Peuplée probablement depuis plus de 2 millénaires par des populations d’origines micronésiennes et mélanésiennes, elle est découverte par les Britanniques en 1798 qui la baptisent « Pleasant Island ». Mais à partir de la fin du 19e siècle elle devient un territoire colonial allemand puis britannique, brièvement japonais avant de devenir possession australienne.

L'île est constituée d'un plateau central peu élevé occupant environ 80 % de sa superficie, ceinturé par une mince bande de plaine littorale où se disperse sa population (moins de 10.000 habitants en 2022). Ce plateau, boisé à l’origine, est constitué de tourelles de calcaire corallien entre lesquelles se logeait du minerai de phosphate considéré comme le plus pur au monde. Identifié au début du 20e siècle il fait l'objet d'une extraction intensive tout au long du siècle, pour le plus grand bénéfice des agriculteurs australiens et néo-zélandais, les Nauruans ne profitent que très peu des retombées économiques. Tout change en 1968 lorsque l’ile devient indépendante, l’Australie s’y étant résignée l’année précédente.

2 - Le début de l’apocalypse s’amorce. Le modèle de développement suivi par l'île à l'indépendance est marqué par un important étatisme économique, les revenus du phosphate collecté par l'entreprise publique Nauru Phosphate Corporation atterrissent désormais directement dans les poches des habitants de Nauru.

Du jour au lendemain, les Nauruans s’enrichissent considérablement. Les services à la personne, l’accès à l’eau potable et à l’électricité sont offerts par le gouvernement. Plus aucun habitant n’a besoin de travailler puisque les emplois dans les mines et les commerces sont confiés à de la main d’œuvre venue de Chine. Les soins de santé sont procurés gratuitement par l’hôpital de la ville, flambant neuf et très moderne pour l’époque. Quand ce dernier ne suffit pas, l’État envoie ses malades dans les meilleures cliniques d’Australie. L’île achète même à l’est de la ville de Melbourne un quartier résidentiel afin d’y installer les familles des patients pour les longs séjours. Les impôts sont tout simplement supprimés car les caisses de l’État sont déjà remplies de devises.

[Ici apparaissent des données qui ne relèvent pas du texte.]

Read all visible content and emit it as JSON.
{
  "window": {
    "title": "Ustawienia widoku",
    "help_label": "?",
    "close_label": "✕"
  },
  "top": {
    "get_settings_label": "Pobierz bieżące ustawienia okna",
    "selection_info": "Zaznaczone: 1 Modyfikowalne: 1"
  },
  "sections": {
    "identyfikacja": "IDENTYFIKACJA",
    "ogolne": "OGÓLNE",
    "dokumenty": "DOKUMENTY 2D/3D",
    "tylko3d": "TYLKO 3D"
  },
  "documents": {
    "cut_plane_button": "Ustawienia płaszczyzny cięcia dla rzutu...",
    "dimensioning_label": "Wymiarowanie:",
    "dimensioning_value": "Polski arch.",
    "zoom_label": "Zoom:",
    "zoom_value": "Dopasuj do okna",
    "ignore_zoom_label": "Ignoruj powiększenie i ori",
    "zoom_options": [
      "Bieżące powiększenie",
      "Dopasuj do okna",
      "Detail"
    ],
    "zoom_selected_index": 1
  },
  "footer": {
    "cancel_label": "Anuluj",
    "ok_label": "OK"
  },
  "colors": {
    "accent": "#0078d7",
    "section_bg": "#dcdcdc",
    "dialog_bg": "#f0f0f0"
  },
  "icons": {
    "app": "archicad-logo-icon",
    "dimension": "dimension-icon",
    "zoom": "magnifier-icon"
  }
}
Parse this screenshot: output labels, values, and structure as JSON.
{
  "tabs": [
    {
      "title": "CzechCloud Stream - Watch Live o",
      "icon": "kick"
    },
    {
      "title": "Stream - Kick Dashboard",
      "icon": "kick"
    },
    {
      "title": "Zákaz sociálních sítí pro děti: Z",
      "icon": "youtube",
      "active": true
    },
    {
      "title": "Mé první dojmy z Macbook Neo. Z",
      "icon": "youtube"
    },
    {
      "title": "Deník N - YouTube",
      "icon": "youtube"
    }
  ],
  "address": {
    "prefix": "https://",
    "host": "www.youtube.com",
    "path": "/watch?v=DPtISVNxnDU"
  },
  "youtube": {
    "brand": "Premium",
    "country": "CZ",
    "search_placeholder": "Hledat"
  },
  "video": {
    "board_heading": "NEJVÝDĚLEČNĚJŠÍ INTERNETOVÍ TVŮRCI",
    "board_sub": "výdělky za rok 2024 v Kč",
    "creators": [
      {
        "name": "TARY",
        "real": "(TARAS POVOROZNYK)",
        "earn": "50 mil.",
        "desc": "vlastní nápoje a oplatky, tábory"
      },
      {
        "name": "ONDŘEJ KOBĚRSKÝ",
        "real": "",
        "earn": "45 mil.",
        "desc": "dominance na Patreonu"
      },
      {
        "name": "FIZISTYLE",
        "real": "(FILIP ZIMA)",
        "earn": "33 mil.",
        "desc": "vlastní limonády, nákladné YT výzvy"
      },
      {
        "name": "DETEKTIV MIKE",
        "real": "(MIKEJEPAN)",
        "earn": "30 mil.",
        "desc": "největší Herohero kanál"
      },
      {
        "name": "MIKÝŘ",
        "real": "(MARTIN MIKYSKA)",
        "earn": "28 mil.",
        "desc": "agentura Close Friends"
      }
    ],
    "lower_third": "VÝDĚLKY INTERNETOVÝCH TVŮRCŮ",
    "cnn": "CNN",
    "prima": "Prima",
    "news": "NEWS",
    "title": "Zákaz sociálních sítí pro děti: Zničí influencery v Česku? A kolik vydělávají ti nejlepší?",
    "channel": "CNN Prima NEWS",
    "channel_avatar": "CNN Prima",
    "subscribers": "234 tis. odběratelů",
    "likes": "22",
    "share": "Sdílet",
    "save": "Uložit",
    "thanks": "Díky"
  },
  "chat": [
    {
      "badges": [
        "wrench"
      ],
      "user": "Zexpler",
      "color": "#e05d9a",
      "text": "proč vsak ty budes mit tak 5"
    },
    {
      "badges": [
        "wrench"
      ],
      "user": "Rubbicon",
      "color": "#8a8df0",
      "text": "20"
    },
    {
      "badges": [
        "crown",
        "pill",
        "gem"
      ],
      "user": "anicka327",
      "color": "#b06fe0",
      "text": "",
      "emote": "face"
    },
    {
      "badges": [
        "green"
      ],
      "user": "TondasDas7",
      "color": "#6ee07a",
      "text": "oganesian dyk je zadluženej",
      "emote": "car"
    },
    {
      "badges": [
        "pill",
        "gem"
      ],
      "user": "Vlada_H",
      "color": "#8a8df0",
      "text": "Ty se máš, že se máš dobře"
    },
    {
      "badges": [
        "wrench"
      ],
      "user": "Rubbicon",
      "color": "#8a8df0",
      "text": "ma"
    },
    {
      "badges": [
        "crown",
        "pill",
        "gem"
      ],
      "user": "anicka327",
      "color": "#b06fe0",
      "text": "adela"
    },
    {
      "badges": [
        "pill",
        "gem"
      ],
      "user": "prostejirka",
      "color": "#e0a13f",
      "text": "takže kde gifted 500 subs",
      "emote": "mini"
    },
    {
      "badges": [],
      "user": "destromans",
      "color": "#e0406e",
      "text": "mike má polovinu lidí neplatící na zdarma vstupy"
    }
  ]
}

Une boucle de surconsommation se développe alors tandis que le mode de vie traditionnel est abandonné (pêche, agriculture vivrière, petit élevage ; sociabilité collective). Les denrées alimentaires sont alors directement importées et les habitants ne se nourrissent plus que de plats préparés venus d’autres continents. Pendant plusieurs années, la vie de l’île, autrefois très paisible, se transforme en un véritable festin permanent. Les habitants font la fête, ingurgitent de la nourriture grasse et salée quotidiennement et dépensent leur argent en bières ou autres boissons sucrées et/ou alcoolisées. Chaque foyer possède une télévision au moins dans chaque chambre, des climatiseurs dans toutes les pièces, de l’électroménager à profusion et plusieurs voitures (parfois jusqu’à 6 ou 7 par famille) alors que l’ile ne dispose que d’une route goudronnée de 30 km. Rien n’est réparé : les Nauruans jettent et rachètent à neuf. Les zone où le phosphate n’est plus exploité deviennent de gigantesques décharges.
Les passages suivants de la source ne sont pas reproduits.